Так понимаю, что и мне нужно выбрать игрушку. Тянусь к огромной кукле с изрезанным личиком, но Арис останавливает меня:
– Это кукла Лукреции… Она не любит, когда её трогают чужие. За это она бьёт куклу. Или учит.
– Чему учит? – заинтересованно спрашиваю я, но как всегда, мой вопрос остается без ответа.
Арис дает мне розового медвежонка Пухастика, и я усаживаюсь рядом с ней.
Я играю в ИНФАНТИЛЬНАСТЬ. В игру мирика Арис. И мирик вокруг нас становится ярче, каждая вещь словно светится изнутри. Даже у куклы Лукреции исчезают порезы, и изодранное платье становится целым.
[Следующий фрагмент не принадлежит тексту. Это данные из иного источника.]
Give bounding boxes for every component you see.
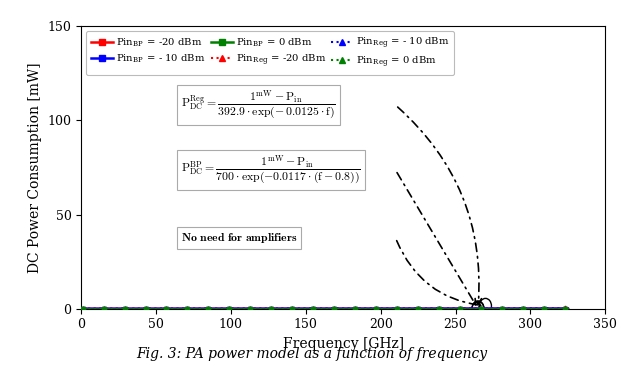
X-axis label: Frequency [GHz]: Frequency [GHz] [283, 337, 404, 351]
Y-axis label: DC Power Consumption [mW]: DC Power Consumption [mW] [28, 62, 42, 273]
Text: Fig. 3: PA power model as a function of frequency: Fig. 3: PA power model as a function of … [137, 347, 487, 361]
Legend: Pin$_\mathregular{BP}$ = -20 dBm, Pin$_\mathregular{BP}$ = - 10 dBm, Pin$_\mathr: Pin$_\mathregular{BP}$ = -20 dBm, Pin$_\… [86, 31, 454, 75]
Text: $\rm P_{DC}^{BP} = \dfrac{1^{mW} - P_{in}}{700 \cdot exp(-0.0117 \cdot (f - 0.8): $\rm P_{DC}^{BP} = \dfrac{1^{mW} - P_{in… [181, 154, 361, 186]
Text: $\mathbf{No\ need\ for\ amplifiers}$: $\mathbf{No\ need\ for\ amplifiers}$ [181, 231, 297, 245]
Text: $\rm P_{DC}^{Reg} = \dfrac{1^{mW} - P_{in}}{392.9 \cdot exp(-\,0.0125 \cdot f)}$: $\rm P_{DC}^{Reg} = \dfrac{1^{mW} - P_{i… [181, 89, 336, 121]
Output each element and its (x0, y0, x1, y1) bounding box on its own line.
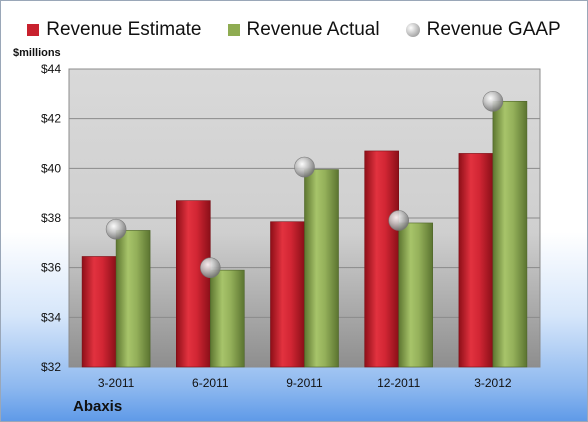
y-tick-label: $42 (41, 112, 61, 126)
bar-revenue-estimate (270, 221, 305, 368)
x-tick-label: 6-2011 (192, 376, 229, 390)
bar-revenue-actual (210, 269, 245, 368)
legend-swatch-gaap (405, 23, 420, 37)
legend-label-estimate: Revenue Estimate (46, 19, 202, 40)
bar-revenue-estimate (176, 200, 211, 368)
y-tick-label: $38 (41, 211, 61, 225)
point-revenue-gaap (388, 210, 410, 231)
point-revenue-gaap (200, 257, 221, 278)
bar-revenue-estimate (458, 153, 494, 368)
x-tick-label: 3-2012 (474, 376, 512, 390)
bar-revenue-estimate (364, 150, 400, 368)
legend: Revenue Estimate Revenue Actual Revenue … (1, 17, 587, 43)
legend-swatch-actual (227, 24, 240, 36)
bar-revenue-actual (492, 100, 528, 368)
legend-label-gaap: Revenue GAAP (426, 19, 561, 40)
point-revenue-gaap (482, 90, 504, 112)
x-tick-label: 12-2011 (377, 376, 420, 390)
legend-item-estimate: Revenue Estimate (27, 19, 202, 41)
bar-revenue-actual (398, 222, 434, 368)
y-tick-label: $34 (41, 310, 61, 324)
bar-revenue-estimate (81, 256, 117, 368)
x-tick-label: 9-2011 (286, 376, 323, 390)
x-tick-label: 3-2011 (98, 376, 135, 390)
y-tick-label: $32 (41, 360, 61, 374)
point-revenue-gaap (294, 156, 315, 178)
y-tick-label: $36 (41, 261, 61, 275)
legend-item-actual: Revenue Actual (227, 19, 380, 41)
bar-revenue-actual (304, 169, 339, 368)
y-axis-units-label: $millions (13, 47, 61, 59)
point-revenue-gaap (105, 218, 127, 240)
bar-revenue-actual (115, 230, 151, 368)
company-label: Abaxis (73, 398, 123, 415)
y-tick-label: $44 (41, 62, 61, 76)
legend-item-gaap: Revenue GAAP (405, 19, 561, 41)
legend-label-actual: Revenue Actual (246, 19, 380, 40)
y-tick-label: $40 (41, 161, 61, 175)
legend-swatch-estimate (27, 24, 40, 36)
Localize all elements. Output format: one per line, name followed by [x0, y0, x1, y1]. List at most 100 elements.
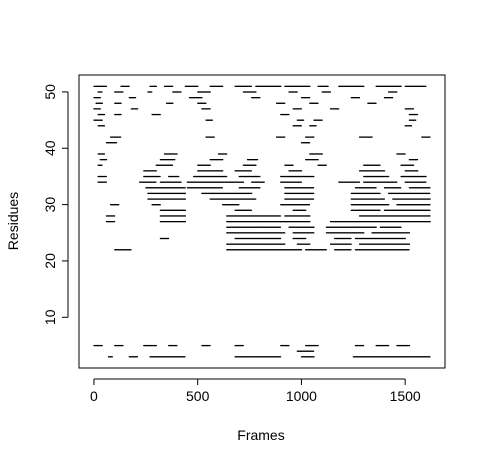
- data-point: [429, 192, 431, 195]
- data-point: [383, 175, 385, 178]
- data-point: [112, 204, 114, 206]
- data-point: [311, 136, 313, 138]
- data-point: [269, 243, 271, 245]
- data-point: [280, 113, 282, 116]
- data-point: [375, 170, 377, 172]
- data-point: [267, 221, 269, 223]
- data-point: [370, 164, 372, 166]
- data-point: [425, 85, 427, 87]
- data-point: [292, 175, 294, 178]
- data-point: [306, 215, 308, 217]
- data-point: [413, 175, 415, 178]
- data-point: [168, 102, 170, 104]
- data-point: [278, 237, 280, 240]
- data-point: [242, 226, 244, 228]
- data-point: [301, 204, 304, 206]
- data-point: [306, 204, 308, 206]
- data-point: [402, 221, 404, 223]
- data-point: [300, 226, 303, 228]
- data-point: [168, 192, 170, 195]
- data-point: [304, 85, 307, 87]
- data-point: [169, 159, 171, 161]
- data-point: [339, 85, 341, 87]
- data-point: [292, 221, 294, 223]
- data-point: [140, 181, 142, 183]
- data-point: [378, 221, 380, 223]
- data-point: [172, 198, 174, 200]
- data-point: [228, 243, 230, 245]
- data-point: [159, 209, 162, 211]
- data-point: [206, 108, 209, 110]
- data-point: [374, 221, 376, 223]
- data-point: [267, 243, 270, 245]
- data-point: [411, 119, 413, 121]
- data-point: [380, 170, 382, 172]
- data-point: [337, 226, 339, 228]
- data-point: [305, 187, 307, 189]
- data-point: [380, 232, 382, 234]
- data-point: [357, 187, 359, 189]
- data-point: [167, 85, 169, 87]
- data-point: [250, 209, 252, 211]
- data-point: [411, 113, 414, 116]
- data-point: [159, 192, 161, 195]
- data-point: [388, 175, 390, 178]
- data-point: [307, 198, 309, 200]
- data-point: [281, 232, 283, 234]
- data-point: [150, 175, 152, 178]
- data-point: [336, 108, 339, 110]
- data-point: [287, 198, 289, 200]
- data-point: [198, 91, 200, 93]
- data-point: [264, 215, 266, 217]
- data-point: [406, 181, 408, 183]
- data-point: [147, 170, 149, 172]
- data-point: [374, 181, 377, 183]
- data-point: [410, 159, 412, 161]
- data-point: [413, 170, 415, 172]
- data-point: [367, 164, 369, 166]
- data-point: [250, 85, 252, 87]
- data-point: [390, 221, 392, 223]
- data-point: [369, 164, 371, 166]
- data-point: [309, 125, 311, 127]
- data-point: [309, 187, 312, 189]
- data-point: [385, 215, 387, 217]
- data-point: [309, 226, 311, 228]
- data-point: [207, 108, 209, 110]
- data-point: [275, 232, 277, 234]
- data-point: [288, 226, 290, 228]
- data-point: [103, 85, 105, 87]
- data-point: [413, 192, 415, 195]
- data-point: [166, 192, 168, 195]
- data-point: [189, 97, 191, 99]
- data-point: [170, 153, 172, 155]
- data-point: [313, 102, 315, 104]
- data-point: [187, 181, 189, 183]
- data-point: [304, 221, 307, 223]
- data-point: [313, 159, 315, 161]
- data-point: [309, 136, 311, 138]
- data-point: [177, 209, 179, 211]
- data-point: [223, 204, 225, 206]
- data-point: [204, 181, 206, 183]
- data-point: [403, 164, 405, 166]
- data-point: [288, 215, 290, 217]
- data-point: [133, 108, 135, 110]
- data-point: [230, 204, 232, 206]
- data-point: [217, 175, 219, 178]
- data-point: [255, 97, 257, 99]
- data-point: [106, 221, 108, 223]
- data-point: [310, 136, 312, 138]
- data-point: [348, 85, 350, 87]
- data-point: [260, 226, 262, 228]
- data-point: [421, 215, 424, 217]
- data-point: [253, 198, 256, 200]
- data-point: [295, 170, 298, 172]
- data-point: [248, 175, 250, 178]
- data-point: [424, 209, 427, 211]
- data-point: [227, 204, 229, 206]
- data-point: [409, 170, 411, 172]
- data-point: [293, 192, 295, 195]
- data-point: [249, 91, 251, 93]
- data-point: [412, 175, 414, 178]
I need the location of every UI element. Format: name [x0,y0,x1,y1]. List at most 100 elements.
Я смеюсь, играя с мишкой. Арис нянчит слоника. А Котовски, отбросив паровоз, нервно чешет за кошачьим ухом:
– Хватит играть… Соби пора к Велиару за собственным мириком. А то вдруг она исчезнет, как…
– Как Златовласка?! – восклицает Арис и плачет – Нет, не хочу… Я уже подружилась с Соби!
Котовски успокаивает прижавшуюся к нему девочку, подавая салфетки из её же набивной груди, и грустно смотрит на меня.
– Златовласка была еще до Руминистэ. После меня, – как будто ставит он временные рамки для моего понимания. – Она была очень красивая. Я даже простил её за то, что она была девушка.
На какое то мгновенье он замолкает, и я вижу в его зеленых глазах боль. Странно видеть его таким.
– Это моя вина, что Златовласка исчезла. Хотя Велиар говорит другое… Он говорит, что она вернулась в ОТТУДА-НЕИЗВЕСТНО-ОТКУДА. Чтобы БЫТЬ… Но я не верю ему…
– Котовски помог ей создать свой мирик, очень красивый мирик, – всхлипывает Арис. – Мы часто играли в игру Златовласки – ПАЦЫЛУИ, смешно так было! Лукреция правда не играла с нами в неё, она боялась. А потом…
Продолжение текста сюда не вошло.